Computer Science researchers often stress the importance of compression to get better performance. I believe this is a good illustration of an academic bias. Indeed, file size is easy to measure. It is oblivious to Computer and CPU architectures. We even have a beautiful theory that tells you how far from the optimal compression ratio you stand. And better compression is important: YouTube would not be possible without aggressive video compression.
However, the following theorem is false:
Theorem 1. The time required to parse a file is proportional to its size.
Matt Casters showed that using an open source data warehousing tool, parsing simple CSV files is CPU bound. That is, he gets (slightly) better parsing speed when using two CPU cores to parse the file than a single one. On a strongly I/O bound process, using two threads to read a file would make things worse because it introduces disk random access.
I decided to verify this claim. I have an optimized CSV file parser written in C++. It may not be as fast as it can possibly be, but the 100 lines of C++ are reasonable. It is single-threaded. I launched the script on a large CSV file and, sure enough, the command “top -o cpu” reported the process as using 100% of the CPU (on a 2 dual-core systems). So, yes, parsing CSV files is CPU bound!
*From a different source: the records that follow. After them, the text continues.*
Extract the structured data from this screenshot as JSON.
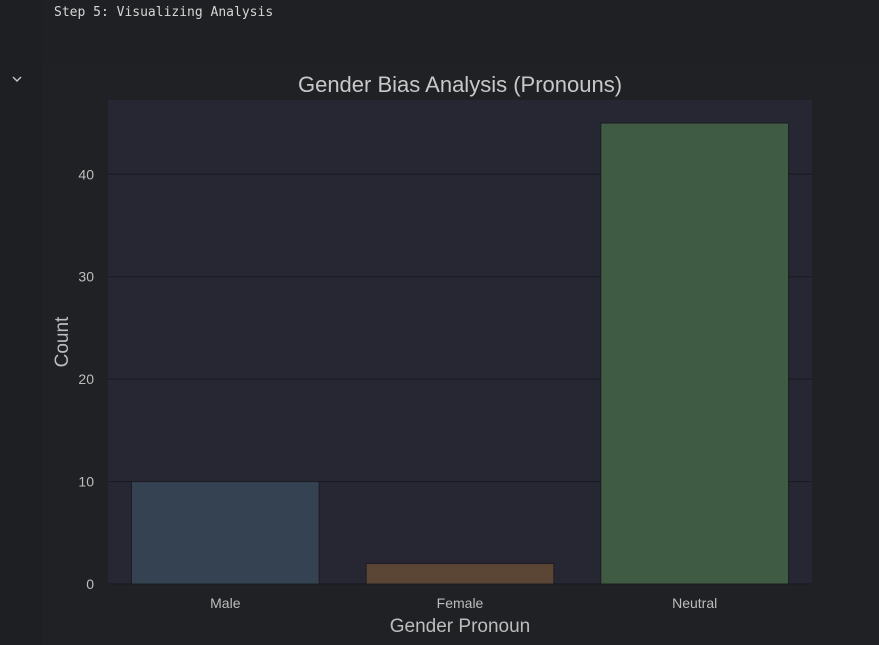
{
  "cell": {
    "output_text": "Step 5: Visualizing Analysis"
  },
  "icons": {
    "collapse": "chevron-down-icon"
  },
  "colors": {
    "page_bg": "#1f2023",
    "plot_bg": "#262733",
    "grid": "#1a1b22",
    "text": "#bdbdbd",
    "title": "#c8c8c8"
  },
  "chart_data": {
    "type": "bar",
    "title": "Gender Bias Analysis (Pronouns)",
    "xlabel": "Gender Pronoun",
    "ylabel": "Count",
    "categories": [
      "Male",
      "Female",
      "Neutral"
    ],
    "values": [
      10,
      2,
      45
    ],
    "colors": [
      "#344252",
      "#5b4534",
      "#3f5b43"
    ],
    "ylim": [
      0,
      47.25
    ],
    "yticks": [
      0,
      10,
      20,
      30,
      40
    ],
    "grid": true
  }
}
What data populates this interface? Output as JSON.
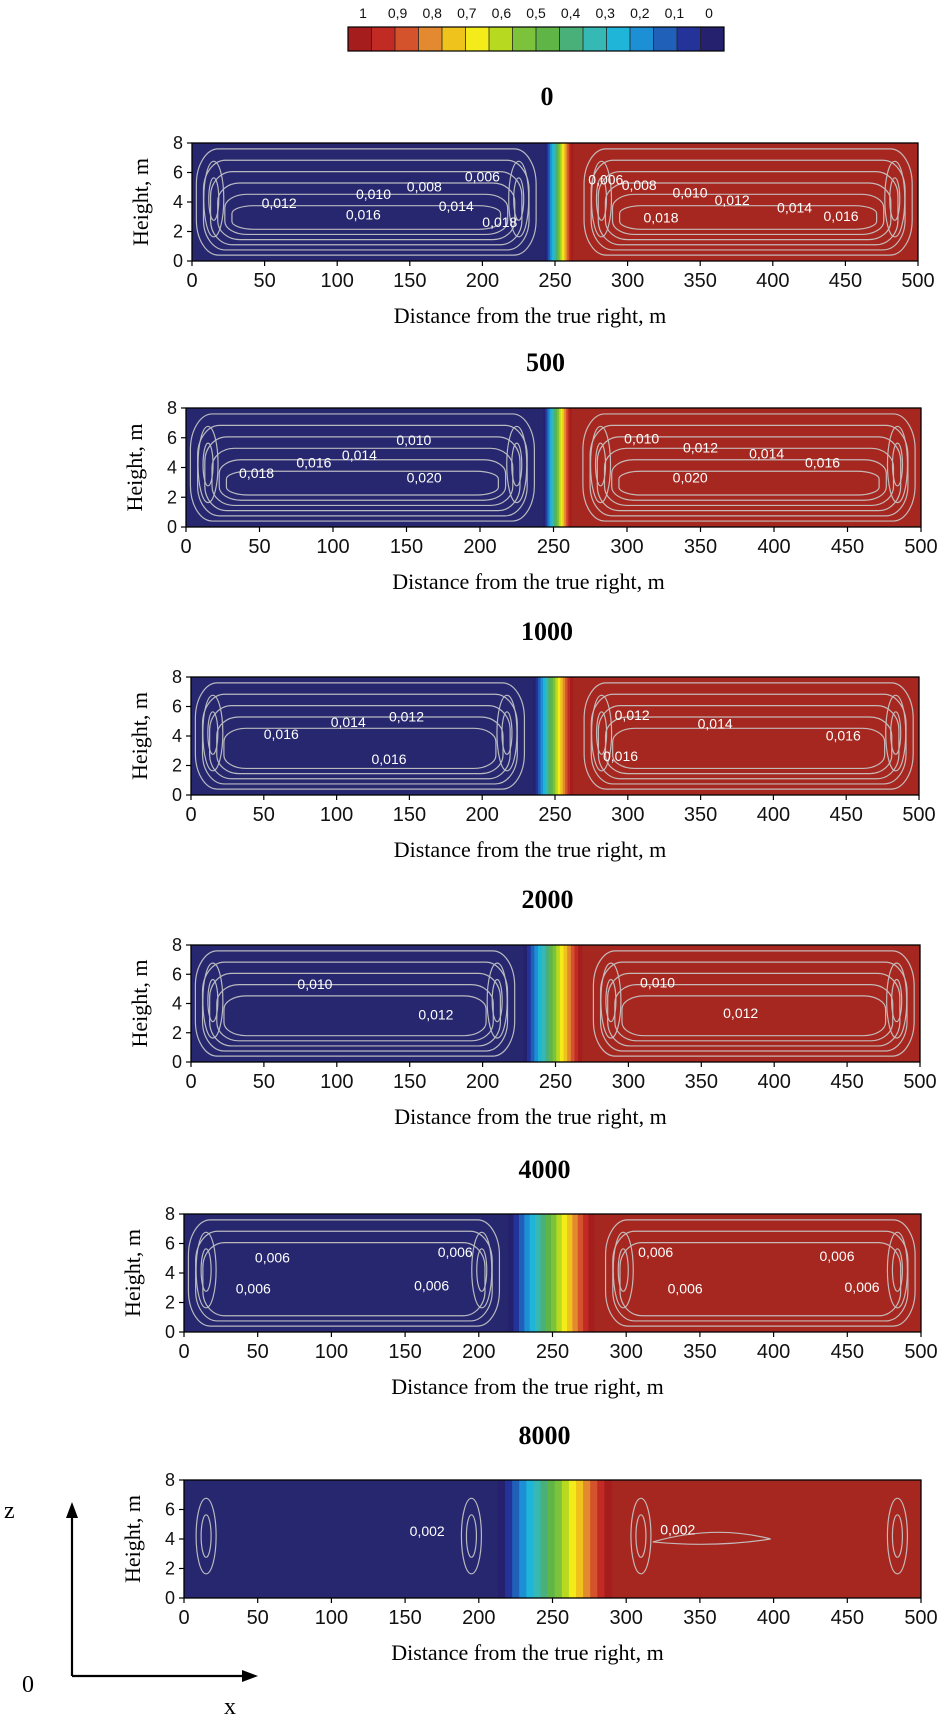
{
  "colorbar": {
    "labels": [
      "1",
      "0,9",
      "0,8",
      "0,7",
      "0,6",
      "0,5",
      "0,4",
      "0,3",
      "0,2",
      "0,1",
      "0"
    ],
    "colors": [
      "#a51d1d",
      "#c22a24",
      "#d4532c",
      "#e38a31",
      "#efc21c",
      "#f3ec1a",
      "#b7d91f",
      "#7cc23a",
      "#5fb546",
      "#4ab07a",
      "#36b8b4",
      "#1fb5d8",
      "#1d8fd4",
      "#2060b8",
      "#23339a",
      "#25216e"
    ]
  },
  "axis_origin_label": "0",
  "axis_x_label": "x",
  "axis_z_label": "z",
  "colors": {
    "left": "#26276e",
    "right": "#a5271f",
    "contour": "#c9c9c9"
  },
  "chart_data": [
    {
      "type": "heatmap",
      "title": "0",
      "xlabel": "Distance from the true right, m",
      "ylabel": "Height, m",
      "xlim": [
        0,
        500
      ],
      "ylim": [
        0,
        8
      ],
      "xticks": [
        "0",
        "50",
        "100",
        "150",
        "200",
        "250",
        "300",
        "350",
        "400",
        "450",
        "500"
      ],
      "yticks": [
        "0",
        "2",
        "4",
        "6",
        "8"
      ],
      "front": {
        "x_start": 243,
        "x_end": 262
      },
      "contour_labels": [
        {
          "text": "0,012",
          "x": 60,
          "y": 3.6
        },
        {
          "text": "0,010",
          "x": 125,
          "y": 4.2
        },
        {
          "text": "0,008",
          "x": 160,
          "y": 4.7
        },
        {
          "text": "0,006",
          "x": 200,
          "y": 5.4
        },
        {
          "text": "0,016",
          "x": 118,
          "y": 2.8
        },
        {
          "text": "0,014",
          "x": 182,
          "y": 3.4
        },
        {
          "text": "0,018",
          "x": 212,
          "y": 2.3
        },
        {
          "text": "0,006",
          "x": 285,
          "y": 5.2
        },
        {
          "text": "0,008",
          "x": 308,
          "y": 4.8
        },
        {
          "text": "0,010",
          "x": 343,
          "y": 4.3
        },
        {
          "text": "0,012",
          "x": 372,
          "y": 3.8
        },
        {
          "text": "0,014",
          "x": 415,
          "y": 3.3
        },
        {
          "text": "0,016",
          "x": 447,
          "y": 2.7
        },
        {
          "text": "0,018",
          "x": 323,
          "y": 2.6
        }
      ]
    },
    {
      "type": "heatmap",
      "title": "500",
      "xlabel": "Distance from the true right, m",
      "ylabel": "Height, m",
      "xlim": [
        0,
        500
      ],
      "ylim": [
        0,
        8
      ],
      "xticks": [
        "0",
        "50",
        "100",
        "150",
        "200",
        "250",
        "300",
        "350",
        "400",
        "450",
        "500"
      ],
      "yticks": [
        "0",
        "2",
        "4",
        "6",
        "8"
      ],
      "front": {
        "x_start": 243,
        "x_end": 262
      },
      "contour_labels": [
        {
          "text": "0,018",
          "x": 48,
          "y": 3.3
        },
        {
          "text": "0,016",
          "x": 87,
          "y": 4.0
        },
        {
          "text": "0,014",
          "x": 118,
          "y": 4.5
        },
        {
          "text": "0,010",
          "x": 155,
          "y": 5.5
        },
        {
          "text": "0,020",
          "x": 162,
          "y": 3.0
        },
        {
          "text": "0,010",
          "x": 310,
          "y": 5.6
        },
        {
          "text": "0,012",
          "x": 350,
          "y": 5.0
        },
        {
          "text": "0,014",
          "x": 395,
          "y": 4.6
        },
        {
          "text": "0,016",
          "x": 433,
          "y": 4.0
        },
        {
          "text": "0,020",
          "x": 343,
          "y": 3.0
        }
      ]
    },
    {
      "type": "heatmap",
      "title": "1000",
      "xlabel": "Distance from the true right, m",
      "ylabel": "Height, m",
      "xlim": [
        0,
        500
      ],
      "ylim": [
        0,
        8
      ],
      "xticks": [
        "0",
        "50",
        "100",
        "150",
        "200",
        "250",
        "300",
        "350",
        "400",
        "450",
        "500"
      ],
      "yticks": [
        "0",
        "2",
        "4",
        "6",
        "8"
      ],
      "front": {
        "x_start": 235,
        "x_end": 262
      },
      "contour_labels": [
        {
          "text": "0,016",
          "x": 62,
          "y": 3.8
        },
        {
          "text": "0,014",
          "x": 108,
          "y": 4.6
        },
        {
          "text": "0,012",
          "x": 148,
          "y": 5.0
        },
        {
          "text": "0,016",
          "x": 136,
          "y": 2.1
        },
        {
          "text": "0,012",
          "x": 303,
          "y": 5.1
        },
        {
          "text": "0,014",
          "x": 360,
          "y": 4.5
        },
        {
          "text": "0,016",
          "x": 295,
          "y": 2.3
        },
        {
          "text": "0,016",
          "x": 448,
          "y": 3.7
        }
      ]
    },
    {
      "type": "heatmap",
      "title": "2000",
      "xlabel": "Distance from the true right, m",
      "ylabel": "Height, m",
      "xlim": [
        0,
        500
      ],
      "ylim": [
        0,
        8
      ],
      "xticks": [
        "0",
        "50",
        "100",
        "150",
        "200",
        "250",
        "300",
        "350",
        "400",
        "450",
        "500"
      ],
      "yticks": [
        "0",
        "2",
        "4",
        "6",
        "8"
      ],
      "front": {
        "x_start": 228,
        "x_end": 268
      },
      "contour_labels": [
        {
          "text": "0,010",
          "x": 85,
          "y": 5.0
        },
        {
          "text": "0,012",
          "x": 168,
          "y": 2.9
        },
        {
          "text": "0,010",
          "x": 320,
          "y": 5.1
        },
        {
          "text": "0,012",
          "x": 377,
          "y": 3.0
        }
      ]
    },
    {
      "type": "heatmap",
      "title": "4000",
      "xlabel": "Distance from the true right, m",
      "ylabel": "Height, m",
      "xlim": [
        0,
        500
      ],
      "ylim": [
        0,
        8
      ],
      "xticks": [
        "0",
        "50",
        "100",
        "150",
        "200",
        "250",
        "300",
        "350",
        "400",
        "450",
        "500"
      ],
      "yticks": [
        "0",
        "2",
        "4",
        "6",
        "8"
      ],
      "front": {
        "x_start": 220,
        "x_end": 278
      },
      "contour_labels": [
        {
          "text": "0,006",
          "x": 60,
          "y": 4.7
        },
        {
          "text": "0,006",
          "x": 184,
          "y": 5.1
        },
        {
          "text": "0,006",
          "x": 47,
          "y": 2.6
        },
        {
          "text": "0,006",
          "x": 168,
          "y": 2.8
        },
        {
          "text": "0,006",
          "x": 320,
          "y": 5.1
        },
        {
          "text": "0,006",
          "x": 443,
          "y": 4.8
        },
        {
          "text": "0,006",
          "x": 340,
          "y": 2.6
        },
        {
          "text": "0,006",
          "x": 460,
          "y": 2.7
        }
      ]
    },
    {
      "type": "heatmap",
      "title": "8000",
      "xlabel": "Distance from the true right, m",
      "ylabel": "Height, m",
      "xlim": [
        0,
        500
      ],
      "ylim": [
        0,
        8
      ],
      "xticks": [
        "0",
        "50",
        "100",
        "150",
        "200",
        "250",
        "300",
        "350",
        "400",
        "450",
        "500"
      ],
      "yticks": [
        "0",
        "2",
        "4",
        "6",
        "8"
      ],
      "front": {
        "x_start": 213,
        "x_end": 290
      },
      "contour_labels": [
        {
          "text": "0,002",
          "x": 165,
          "y": 4.2
        },
        {
          "text": "0,002",
          "x": 335,
          "y": 4.3
        }
      ]
    }
  ]
}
This has serious implications. For example, comparable tests will reveal that XML parsing of large files is also CPU bound. Hence, it is a bit strange to see the binary XML people stress that they can compress XML by an average of 10 times, but report little regarding CPU usage.
Note: You mileage may vary. I do not claim that file parsing is always CPU bound. Also, compression is an important technique to accelerate databases.
Update. Here are the file characteristics: number of columns = 4, size in GB = 2.6.